The nature of American politics is always to want to hold white people blameless when they act out of racism.
“The press is largely white…they don’t want to think of their friends and relatives and people they have close personal relationships with as having what is perceived as this incredible character flaw. So I think it’s easier for people to tell themselves that that’s not what’s going on, as opposed to saying straight out what it is. I think that’s partially why you see a big distinction…in the way Trump is written about from journalists of color than you often do with white journalists…there’s an awareness of explicit subtext with journalists of color. We’re cognizant of the fact that Trump is talking about us and people like us in a way that I think is easier for white journalists to dismiss.”
Race and class
“I want to distinguish between two things, between the idea that the white working class is suffering, and the idea that white working class suffering is the explanation for Trump.
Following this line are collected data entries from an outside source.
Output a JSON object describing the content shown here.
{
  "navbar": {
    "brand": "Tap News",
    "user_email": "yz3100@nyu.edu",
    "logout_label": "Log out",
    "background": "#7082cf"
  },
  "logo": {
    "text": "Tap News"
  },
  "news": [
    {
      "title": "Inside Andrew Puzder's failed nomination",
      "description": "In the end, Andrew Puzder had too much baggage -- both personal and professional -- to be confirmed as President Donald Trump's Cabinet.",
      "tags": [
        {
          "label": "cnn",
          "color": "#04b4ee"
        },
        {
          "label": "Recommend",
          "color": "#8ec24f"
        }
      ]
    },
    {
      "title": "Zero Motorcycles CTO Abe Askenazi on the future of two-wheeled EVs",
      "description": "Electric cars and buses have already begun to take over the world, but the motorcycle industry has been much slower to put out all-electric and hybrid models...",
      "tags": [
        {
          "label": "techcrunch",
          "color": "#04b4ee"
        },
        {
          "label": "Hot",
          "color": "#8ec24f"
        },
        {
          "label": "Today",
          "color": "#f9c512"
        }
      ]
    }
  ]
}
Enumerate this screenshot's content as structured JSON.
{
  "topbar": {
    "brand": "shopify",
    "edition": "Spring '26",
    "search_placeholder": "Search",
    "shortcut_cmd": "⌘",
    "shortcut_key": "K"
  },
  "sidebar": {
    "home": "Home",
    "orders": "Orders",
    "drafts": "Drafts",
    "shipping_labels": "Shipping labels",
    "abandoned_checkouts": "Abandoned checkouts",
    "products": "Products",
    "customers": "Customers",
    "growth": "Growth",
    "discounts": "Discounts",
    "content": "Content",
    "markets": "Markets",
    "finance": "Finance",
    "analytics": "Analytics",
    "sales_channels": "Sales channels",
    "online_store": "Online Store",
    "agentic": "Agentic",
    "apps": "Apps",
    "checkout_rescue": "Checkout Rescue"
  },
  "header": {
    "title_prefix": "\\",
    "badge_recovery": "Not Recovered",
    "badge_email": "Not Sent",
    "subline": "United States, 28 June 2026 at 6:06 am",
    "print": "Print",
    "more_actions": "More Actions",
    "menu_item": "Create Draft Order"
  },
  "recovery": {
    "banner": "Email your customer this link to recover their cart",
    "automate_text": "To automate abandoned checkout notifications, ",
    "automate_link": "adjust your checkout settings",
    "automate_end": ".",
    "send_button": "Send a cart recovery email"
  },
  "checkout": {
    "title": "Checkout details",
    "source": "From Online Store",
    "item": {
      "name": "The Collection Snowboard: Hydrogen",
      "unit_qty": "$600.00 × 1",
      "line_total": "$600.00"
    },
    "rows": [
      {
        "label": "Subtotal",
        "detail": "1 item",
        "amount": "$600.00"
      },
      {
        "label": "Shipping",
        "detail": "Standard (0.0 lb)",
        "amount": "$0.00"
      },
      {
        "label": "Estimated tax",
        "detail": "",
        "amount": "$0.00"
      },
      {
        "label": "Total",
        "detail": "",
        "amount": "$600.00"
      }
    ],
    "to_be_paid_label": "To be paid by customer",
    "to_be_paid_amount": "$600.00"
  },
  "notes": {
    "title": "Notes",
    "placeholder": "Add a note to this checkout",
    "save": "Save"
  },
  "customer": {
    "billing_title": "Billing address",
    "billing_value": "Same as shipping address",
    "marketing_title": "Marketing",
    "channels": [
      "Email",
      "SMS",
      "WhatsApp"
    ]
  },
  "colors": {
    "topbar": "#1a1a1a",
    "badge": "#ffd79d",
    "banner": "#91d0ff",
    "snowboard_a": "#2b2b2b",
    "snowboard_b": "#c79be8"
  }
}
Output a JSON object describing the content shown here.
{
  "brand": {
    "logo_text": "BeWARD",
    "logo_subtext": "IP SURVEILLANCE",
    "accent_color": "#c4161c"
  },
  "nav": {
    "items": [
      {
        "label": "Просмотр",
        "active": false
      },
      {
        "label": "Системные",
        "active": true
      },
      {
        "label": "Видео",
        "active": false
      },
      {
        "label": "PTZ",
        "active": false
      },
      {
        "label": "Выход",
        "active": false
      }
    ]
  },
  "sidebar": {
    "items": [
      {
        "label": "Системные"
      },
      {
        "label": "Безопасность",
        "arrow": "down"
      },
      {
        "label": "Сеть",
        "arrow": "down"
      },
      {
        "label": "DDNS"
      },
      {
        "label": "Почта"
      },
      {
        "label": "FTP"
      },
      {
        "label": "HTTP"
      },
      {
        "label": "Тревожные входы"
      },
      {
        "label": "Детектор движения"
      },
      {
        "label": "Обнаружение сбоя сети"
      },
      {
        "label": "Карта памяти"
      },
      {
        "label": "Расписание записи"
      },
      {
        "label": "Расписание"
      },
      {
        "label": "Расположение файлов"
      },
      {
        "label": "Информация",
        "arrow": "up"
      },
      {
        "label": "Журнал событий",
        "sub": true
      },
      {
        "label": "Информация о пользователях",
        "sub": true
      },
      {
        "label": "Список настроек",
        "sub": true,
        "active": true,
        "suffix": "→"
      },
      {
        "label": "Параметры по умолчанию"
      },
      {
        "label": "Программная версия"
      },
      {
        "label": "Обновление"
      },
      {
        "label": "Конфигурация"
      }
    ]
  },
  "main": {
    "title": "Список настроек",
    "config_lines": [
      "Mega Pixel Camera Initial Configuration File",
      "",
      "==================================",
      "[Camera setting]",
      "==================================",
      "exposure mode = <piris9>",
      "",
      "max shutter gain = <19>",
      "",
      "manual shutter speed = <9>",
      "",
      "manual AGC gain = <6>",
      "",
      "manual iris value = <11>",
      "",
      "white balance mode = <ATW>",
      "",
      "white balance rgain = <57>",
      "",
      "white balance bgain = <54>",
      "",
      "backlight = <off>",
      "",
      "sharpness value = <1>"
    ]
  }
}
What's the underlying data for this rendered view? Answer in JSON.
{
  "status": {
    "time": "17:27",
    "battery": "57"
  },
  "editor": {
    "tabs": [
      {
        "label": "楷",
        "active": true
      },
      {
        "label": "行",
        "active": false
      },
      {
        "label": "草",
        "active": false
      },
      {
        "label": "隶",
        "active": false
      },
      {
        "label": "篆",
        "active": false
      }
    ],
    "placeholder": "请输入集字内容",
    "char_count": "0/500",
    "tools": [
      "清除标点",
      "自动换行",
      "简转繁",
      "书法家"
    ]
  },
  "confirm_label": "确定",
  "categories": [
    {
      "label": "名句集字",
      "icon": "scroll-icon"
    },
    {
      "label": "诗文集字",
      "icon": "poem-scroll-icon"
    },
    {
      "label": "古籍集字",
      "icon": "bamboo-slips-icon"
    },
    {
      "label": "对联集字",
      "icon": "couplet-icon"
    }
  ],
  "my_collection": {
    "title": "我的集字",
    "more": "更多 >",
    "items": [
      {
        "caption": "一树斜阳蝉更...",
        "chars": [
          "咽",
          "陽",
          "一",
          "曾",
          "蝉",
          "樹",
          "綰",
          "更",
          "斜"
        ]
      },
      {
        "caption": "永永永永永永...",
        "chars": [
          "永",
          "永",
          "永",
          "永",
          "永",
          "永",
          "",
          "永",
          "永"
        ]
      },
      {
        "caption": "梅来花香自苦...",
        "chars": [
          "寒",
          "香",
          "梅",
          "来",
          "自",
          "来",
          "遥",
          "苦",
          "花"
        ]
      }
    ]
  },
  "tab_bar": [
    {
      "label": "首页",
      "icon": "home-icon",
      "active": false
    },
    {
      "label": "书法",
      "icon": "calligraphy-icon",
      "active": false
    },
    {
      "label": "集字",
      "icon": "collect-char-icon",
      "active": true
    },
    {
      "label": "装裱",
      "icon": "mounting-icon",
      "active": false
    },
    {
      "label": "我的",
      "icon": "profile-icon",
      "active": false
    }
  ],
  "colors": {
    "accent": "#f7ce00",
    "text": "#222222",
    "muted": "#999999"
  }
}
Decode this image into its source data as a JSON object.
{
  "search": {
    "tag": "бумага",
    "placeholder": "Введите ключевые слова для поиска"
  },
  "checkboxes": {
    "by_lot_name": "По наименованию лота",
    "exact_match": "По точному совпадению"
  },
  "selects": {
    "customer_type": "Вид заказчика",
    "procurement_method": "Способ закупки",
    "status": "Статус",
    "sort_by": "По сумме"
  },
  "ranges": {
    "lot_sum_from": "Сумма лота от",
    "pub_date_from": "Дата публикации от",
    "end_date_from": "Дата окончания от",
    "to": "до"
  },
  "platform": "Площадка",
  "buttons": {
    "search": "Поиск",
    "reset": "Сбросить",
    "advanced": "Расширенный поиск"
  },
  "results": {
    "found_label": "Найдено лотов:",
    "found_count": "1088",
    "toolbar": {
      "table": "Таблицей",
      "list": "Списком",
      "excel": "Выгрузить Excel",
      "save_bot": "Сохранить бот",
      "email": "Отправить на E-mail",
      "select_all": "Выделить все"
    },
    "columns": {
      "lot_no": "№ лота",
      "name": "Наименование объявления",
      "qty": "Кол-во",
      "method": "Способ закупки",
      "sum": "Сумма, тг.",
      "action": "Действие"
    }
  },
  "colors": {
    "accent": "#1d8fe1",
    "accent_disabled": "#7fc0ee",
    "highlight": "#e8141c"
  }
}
There’s no question that in a country like ours where almost all of the wage gains of the past 30-40 years have accrued almost entirely to people at the top of the income scale, that people below that, particularly people in the working class or poor, are struggling. The question is, to what extent are you willing to buy into a solution to that problem that blames other people on the basis of race?”
“People of color of similar class backgrounds did not like those solutions, and they didn’t like them because they were targeted by them…The economic factors that affected the white working class affected the black and Latino working classes even more deeply, and there was no corresponding drive toward extremism. After the  recession you didn’t see Nation of Islam membership suddenly swelling as a result of black wealth being systematically destroyed by unscrupulous banks…the framing of this election was that it was a rebellion of the working class, and the story is much more complicated than that.”
Preparing for 2020 election media coverage
The federal government is an amazing repository of official knowledge, and when you have control over those types of things, you are able to manipulate the press in ways that we’ve seen a million times before.
“The real issue is going to be [that] the Trump administration has shown a lack of restraint when it comes to using the levers of the federal government for political purposes, and I think it will be very difficult for the press to deal with that…for example, there was a Department of Homeland Security report a while ago that said that most terrorism was caused by immigrants, but…essentially it defined homegrown terrorism by white supremacists as not [being] terrorism.”
“The federal government is an amazing repository of official knowledge, and when you have control over those types of things, you are able to manipulate the press in ways that we’ve seen a million times before. When you look at the war in Iraq, selective leaks to the press were part of the way that the case for the war was built. This time around in 2020, the Trump administration, which arguably has an even less intimate relationship with the truth than the Bush administration, is going to be able to manipulate that official knowledge in ways that I think the press is not necessarily prepared for.”
The Democratic Party’s response to “Trumpism”
“I think the Democrats are in a difficult place, because they have to figure out a way to appeal to the broadest section of white voters…no one wants to say that Trump is racist in part because if you do that, you taint his voters, and Democrats who want to reach out to those voters don’t want to make those people feel bad, because otherwise, they might not vote Democratic. So Democrats have to figure out a critique of Trump that brings more white voters into their camp while also not making their black and Latino constituents feel as though their concerns are being sidelined or dismissed. We have yet to see how good the post-Obama Democrats actually are at politics.”
The future U.S. politics and race relations
“I do think that people can change. I think that people are capable of being better. And I think that while the [Atlantic] essay is a strong case for the inevitability of history affecting the present, people can make different choices, and people can decide to reject the politics of white identity. We’ll see whether the nation is capable of it, but I certainly don’t think it’s inevitable that this is how our politics are going to be forever just because the politics of white identity have dominated America in the past.”